Les dix livres de Voyage s’agencent maintenant comme miraculeusement. Je n’ai pourtant pas fait exprès, je les ai déplacés et recomposés dans l’espace du Livre comme malgré moi, et à la fin je regarde : sidérée de voir comme leur enchaînement est parfait. En même temps c’est un Livre ouvert (de 1470 pages), on peut y cheminer longuement, au long de nombreux lacets comme en montagne, mais aussi par des montées fulgurantes. Parfois il faut s’accrocher au rocher pour pouvoir progresser, mais souvent la nuit ou la lumière vous portent ou vous emportent, dans cette ivresse qui gagne au bout d’un moment tout marcheur qui monte dans l’air pur. Et qui, loin de toute pollution, a tout le temps de la contemplation, dans ses haltes comme dans son avancée.

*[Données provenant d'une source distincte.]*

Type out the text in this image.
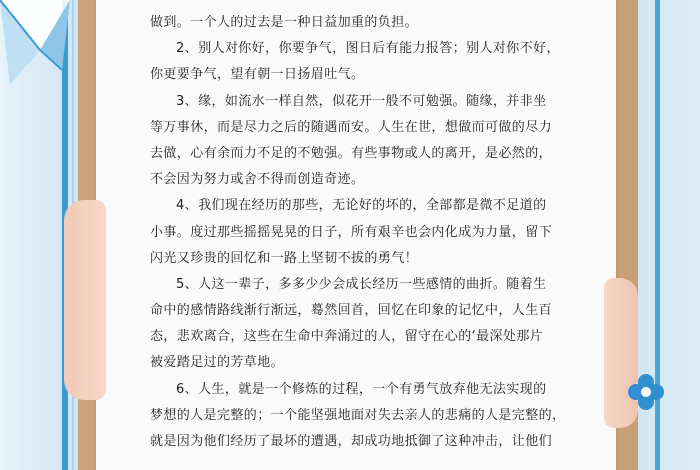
做到。一个人的过去是一种日益加重的负担。
2、别人对你好，你要争气，图日后有能力报答；别人对你不好，
你更要争气，望有朝一日扬眉吐气。
3、缘，如流水一样自然，似花开一般不可勉强。随缘，并非坐
等万事休，而是尽力之后的随遇而安。人生在世，想做而可做的尽力
去做，心有余而力不足的不勉强。有些事物或人的离开，是必然的，
不会因为努力或舍不得而创造奇迹。
4、我们现在经历的那些，无论好的坏的，全部都是微不足道的
小事。度过那些摇摇晃晃的日子，所有艰辛也会内化成为力量，留下
闪光又珍贵的回忆和一路上坚韧不拔的勇气！
5、人这一辈子，多多少少会成长经历一些感情的曲折。随着生
命中的感情路线渐行渐远，蓦然回首，回忆在印象的记忆中，人生百
态，悲欢离合，这些在生命中奔涌过的人，留守在心的‘最深处那片
被爱踏足过的芳草地。
6、人生，就是一个修炼的过程，一个有勇气放弃他无法实现的
梦想的人是完整的；一个能坚强地面对失去亲人的悲痛的人是完整的，
就是因为他们经历了最坏的遭遇，却成功地抵御了这种冲击，让他们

Je laisse en ligne sur ce site l’ancienne version, autrement agencée et plus courte, mais je n’y mettrai pas la nouvelle avant qu’elle ne soit publiée aussi sur papier. Il se peut que cela prenne du temps, car je dois attendre que cette publication puisse se faire dans des conditions de clarté qui pour l’instant ne sont pas du tout réunies. Nous attendrons autant qu’il faudra, nous en remettant à Dieu.